I am the great-great grandson of Elizabeth's brother, discussed extensively in the book. Ms. Varon has admirably fleshed out with documented sources many of the accounts passed down through our family. She has (thankfully) quite thoroughly debunked the 'Crazy Bet' nonsense that always bothered those of us who knew something of the real story. In that respect it is a valuable and enjoyable work. Most satisfying was the evident skill with which the author develops the paradox of northerners, starting with Elizabeth's father who came to Richmond in 1807 from New Jersey at age 17, becoming so thoroughly southern that her brother could marry into some of the bluest blood Virginia ever produced.

The book, however, would have been even better had Ms. Varon taken the time to develop a chapter on Elizabeth's sister-in-law, Mary Carter West. They did /not/ get along, and the Secession Crisis blew the Van Lew marriage apart along some already weak seams.

Mary was directly descended from four of the most important families in Virginia -- the Carters, Harrisons, Randolphs, and Wests. Robert E Lee's mother was a Carter cousin. President Harrison was a great-uncle. Mary's brother Thomas enlisted with the 27th Virginia Infantry less than a month after Fort Sumter was shelled, and was one of a handful of original enlistees still alive to surrender at Appomatox. The battle of Malvern Hill (1862) was literally in the West family's front yard.

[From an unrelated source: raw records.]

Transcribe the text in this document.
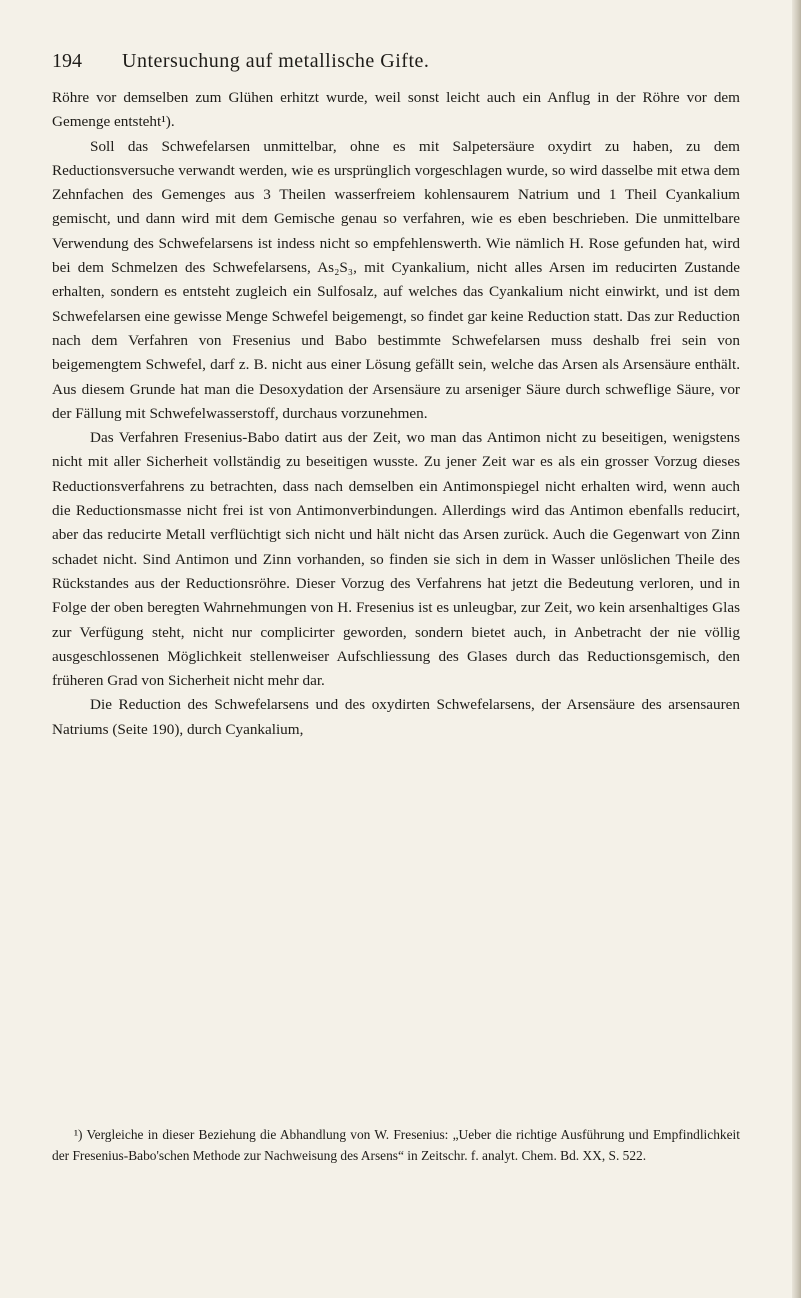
194 Untersuchung auf metallische Gifte.

Röhre vor demselben zum Glühen erhitzt wurde, weil sonst leicht auch ein Anflug in der Röhre vor dem Gemenge entsteht¹).

Soll das Schwefelarsen unmittelbar, ohne es mit Salpetersäure oxydirt zu haben, zu dem Reductionsversuche verwandt werden, wie es ursprünglich vorgeschlagen wurde, so wird dasselbe mit etwa dem Zehnfachen des Gemenges aus 3 Theilen wasserfreiem kohlensaurem Natrium und 1 Theil Cyankalium gemischt, und dann wird mit dem Gemische genau so verfahren, wie es eben beschrieben. Die unmittelbare Verwendung des Schwefelarsens ist indess nicht so empfehlenswerth. Wie nämlich H. Rose gefunden hat, wird bei dem Schmelzen des Schwefelarsens, As₂S₃, mit Cyankalium, nicht alles Arsen im reducirten Zustande erhalten, sondern es entsteht zugleich ein Sulfosalz, auf welches das Cyankalium nicht einwirkt, und ist dem Schwefelarsen eine gewisse Menge Schwefel beigemengt, so findet gar keine Reduction statt. Das zur Reduction nach dem Verfahren von Fresenius und Babo bestimmte Schwefelarsen muss deshalb frei sein von beigemengtem Schwefel, darf z. B. nicht aus einer Lösung gefällt sein, welche das Arsen als Arsensäure enthält. Aus diesem Grunde hat man die Desoxydation der Arsensäure zu arseniger Säure durch schweflige Säure, vor der Fällung mit Schwefelwasserstoff, durchaus vorzunehmen.

Das Verfahren Fresenius-Babo datirt aus der Zeit, wo man das Antimon nicht zu beseitigen, wenigstens nicht mit aller Sicherheit vollständig zu beseitigen wusste. Zu jener Zeit war es als ein grosser Vorzug dieses Reductionsverfahrens zu betrachten, dass nach demselben ein Antimonspiegel nicht erhalten wird, wenn auch die Reductionsmasse nicht frei ist von Antimonverbindungen. Allerdings wird das Antimon ebenfalls reducirt, aber das reducirte Metall verflüchtigt sich nicht und hält nicht das Arsen zurück. Auch die Gegenwart von Zinn schadet nicht. Sind Antimon und Zinn vorhanden, so finden sie sich in dem in Wasser unlöslichen Theile des Rückstandes aus der Reductionsröhre. Dieser Vorzug des Verfahrens hat jetzt die Bedeutung verloren, und in Folge der oben beregten Wahrnehmungen von H. Fresenius ist es unleugbar, zur Zeit, wo kein arsenhaltiges Glas zur Verfügung steht, nicht nur complicirter geworden, sondern bietet auch, in Anbetracht der nie völlig ausgeschlossenen Möglichkeit stellenweiser Aufschliessung des Glases durch das Reductionsgemisch, den früheren Grad von Sicherheit nicht mehr dar.

Die Reduction des Schwefelarsens und des oxydirten Schwefelarsens, der Arsensäure des arsensauren Natriums (Seite 190), durch Cyankalium,

¹) Vergleiche in dieser Beziehung die Abhandlung von W. Fresenius: „Ueber die richtige Ausführung und Empfindlichkeit der Fresenius-Babo'schen Methode zur Nachweisung des Arsens“ in Zeitschr. f. analyt. Chem. Bd. XX, S. 522.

In fairness to Ms. Varon I should note that she did mention Mary's departure from the family (family lore says that Elizabeth drove her out of the house) and subsequent (1864) testimony intended to finger the Van Lews as traitors. The topic area simply could have been substantially better developed and would have greatly deepened the reader's understanding of what a cauldron the Van Lew household was at the beginning of the war. The historical importance of this is that it is a particularly forceful and poignant example of what was a relatively common situation in Virginia. Most aren't as richly documented.

One area in which I would actively fault the author is that she repeatedly superimposes a late 20th century political correctness framework on a very different era. Example: Elizabeth is described as being a victim of "ageism" late in life.

Then there is the paucity of maps to set geographical context for readers unfamiliar with the area and its historic sites. The map of Richmond has no scale, which is sort of lame, but I'm being picky here. She also stumbles around in trying to understand the Mary Bowser connection, whereby the Van Lew ring supposedly had an operative in President Davis's very household.

On the other hand, her explanation of the 19th century understanding of death and how it related to the famous Col Dahlgren re-burial was delightfully helpful in clarifying an event that otherwise doesn't make much sense, given the huge risks for the parties involved.

All in all, this is vastly better than the other Van Lew books out there, some of which are pure bunk. It is enjoyable and generally well written. Ms. Varon is to be thanked for giving us a valuable window into the American story as experienced by one family -- at a crucial time, in a vital place.